The claim is that Carrier should have used its regularly assigned Fort Worth wrecking crew instead of three Dallas section laborers to rerail a car at Dallas, Texas, outside yard limits.
In general, the Awards of this Board hold that, unless the wrecking outfit is utilized, a carrier is not obligated to call regularly assigned wrecking crews to clear derailments outside yard limits. (See, e.g., Awards 1757, 2049, 2209, 2792, 4190 and 5005). That the wrecking outfit was not used in the present case is undisputed.
It is not inappropriate to consider past practice in outside yard limit derailment cases, in our opinion, for the call rules are somewhat ambiguous in those situations. In the present case, the record establishes that in a signed letter of September 4, 1953, Carrier's Vice President-Labor Relations notified the General Chairman of the Organization as follows:
While that letter certainly does not constitute an agreement, it does evidence the results of a conference between responsible representatives of management and the carmen as well as the practice followed on Carrier's property. There is no indication that the letter was cancelled, superseded or modified in any respect. A letter of this type is not so persuasive as to create in irrebuttable presumption in Petitioner's favor. (Cf Award 4541.) It is sufficient, however, to make it incumbent upon Carrier to come forward with evidence that would tend to explain away or reduce the impact of the inferences that may be fairly drawn from its contents.

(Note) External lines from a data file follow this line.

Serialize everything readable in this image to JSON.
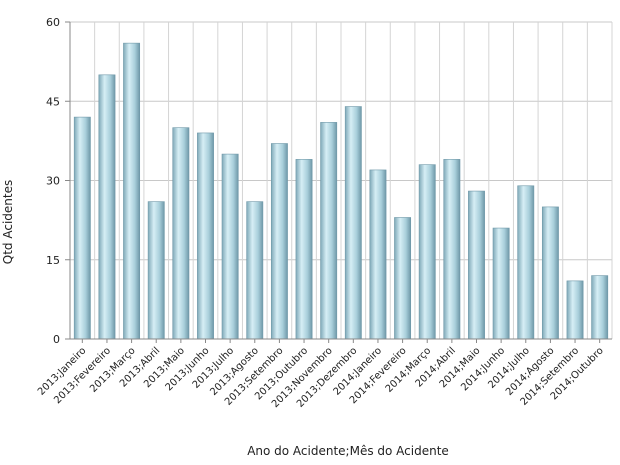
{
  "chart_data": {
    "type": "bar",
    "xlabel": "Ano do Acidente;Mês do Acidente",
    "ylabel": "Qtd Acidentes",
    "ylim": [
      0,
      60
    ],
    "yticks": [
      0,
      15,
      30,
      45,
      60
    ],
    "grid": true,
    "bar_color": "#a9cfdb",
    "categories": [
      "2013;Janeiro",
      "2013;Fevereiro",
      "2013;Março",
      "2013;Abril",
      "2013;Maio",
      "2013;Junho",
      "2013;Julho",
      "2013;Agosto",
      "2013;Setembro",
      "2013;Outubro",
      "2013;Novembro",
      "2013;Dezembro",
      "2014;Janeiro",
      "2014;Fevereiro",
      "2014;Março",
      "2014;Abril",
      "2014;Maio",
      "2014;Junho",
      "2014;Julho",
      "2014;Agosto",
      "2014;Setembro",
      "2014;Outubro"
    ],
    "values": [
      42,
      50,
      56,
      26,
      40,
      39,
      35,
      26,
      37,
      34,
      41,
      44,
      32,
      23,
      33,
      34,
      28,
      21,
      29,
      25,
      11,
      12
    ]
  }
}
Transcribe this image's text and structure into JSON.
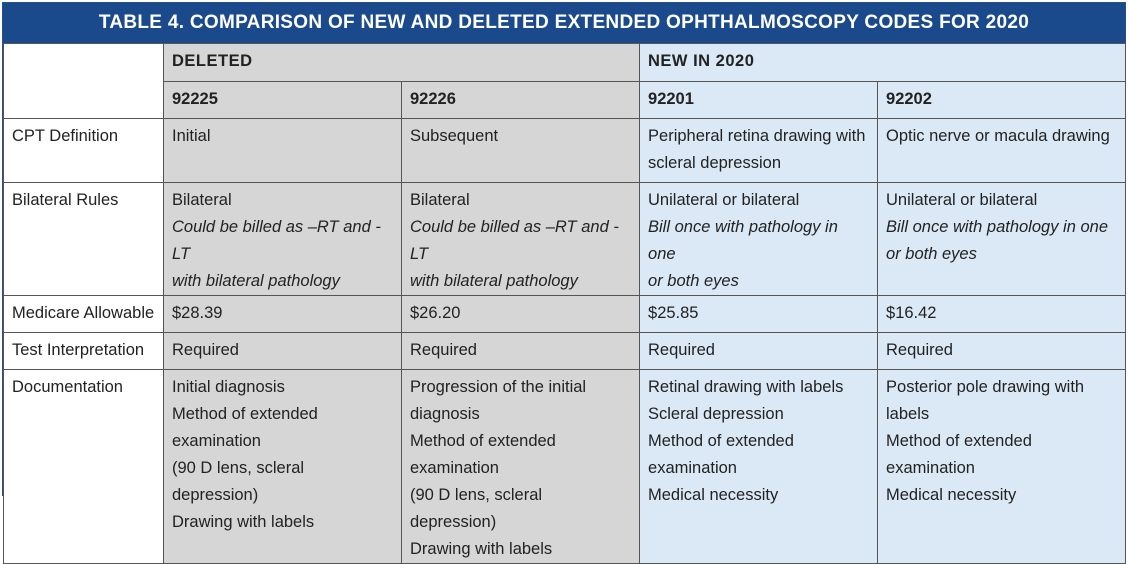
{
  "title": "TABLE 4. COMPARISON OF NEW AND DELETED EXTENDED OPHTHALMOSCOPY CODES FOR 2020",
  "groups": {
    "deleted": "DELETED",
    "new": "NEW IN 2020"
  },
  "codes": [
    "92225",
    "92226",
    "92201",
    "92202"
  ],
  "rows": [
    {
      "label": "CPT Definition",
      "cells": [
        {
          "lines": [
            "Initial"
          ]
        },
        {
          "lines": [
            "Subsequent"
          ]
        },
        {
          "lines": [
            "Peripheral retina drawing with",
            "scleral depression"
          ]
        },
        {
          "lines": [
            "Optic nerve or macula drawing"
          ]
        }
      ]
    },
    {
      "label": "Bilateral Rules",
      "cells": [
        {
          "lines": [
            "Bilateral"
          ],
          "italic": [
            "Could be billed as –RT and -LT",
            "with bilateral pathology"
          ]
        },
        {
          "lines": [
            "Bilateral"
          ],
          "italic": [
            "Could be billed as –RT and -LT",
            "with bilateral pathology"
          ]
        },
        {
          "lines": [
            "Unilateral or bilateral"
          ],
          "italic": [
            "Bill once with pathology in one",
            "or both eyes"
          ]
        },
        {
          "lines": [
            "Unilateral or bilateral"
          ],
          "italic": [
            "Bill once with pathology in one",
            "or both eyes"
          ]
        }
      ]
    },
    {
      "label": "Medicare Allowable",
      "cells": [
        {
          "lines": [
            "$28.39"
          ]
        },
        {
          "lines": [
            "$26.20"
          ]
        },
        {
          "lines": [
            "$25.85"
          ]
        },
        {
          "lines": [
            "$16.42"
          ]
        }
      ]
    },
    {
      "label": "Test Interpretation",
      "cells": [
        {
          "lines": [
            "Required"
          ]
        },
        {
          "lines": [
            "Required"
          ]
        },
        {
          "lines": [
            "Required"
          ]
        },
        {
          "lines": [
            "Required"
          ]
        }
      ]
    },
    {
      "label": "Documentation",
      "cells": [
        {
          "lines": [
            "Initial diagnosis",
            "Method of extended examination",
            "(90 D lens, scleral depression)",
            "Drawing with labels"
          ]
        },
        {
          "lines": [
            "Progression of the initial",
            "diagnosis",
            "Method of extended examination",
            "(90 D lens, scleral depression)",
            "Drawing with labels"
          ]
        },
        {
          "lines": [
            "Retinal drawing with labels",
            "Scleral depression",
            "Method of extended examination",
            "Medical necessity"
          ]
        },
        {
          "lines": [
            "Posterior pole drawing with",
            "labels",
            "Method of extended examination",
            "Medical necessity"
          ]
        }
      ]
    }
  ],
  "colors": {
    "title_bg": "#1b4a8c",
    "deleted_bg": "#d6d6d6",
    "new_bg": "#dbe9f7"
  }
}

Accordingly, on the basis of the record, and giving the language used in Carrier's letter of September 4, 1953 its normal and undistorted meaning, we find that where a truck is used in connection with rerailing work on this property, the needed men must be drawn from the regularly assigned wrecking crew (Cf Award 5005). There a truck was used to transport the section laborers and necessary rerailing equipment to the derailment scene. Under the circumstances, the claim will be sustained at the straight-time, but not the time and one-half, rate (see Award 4775).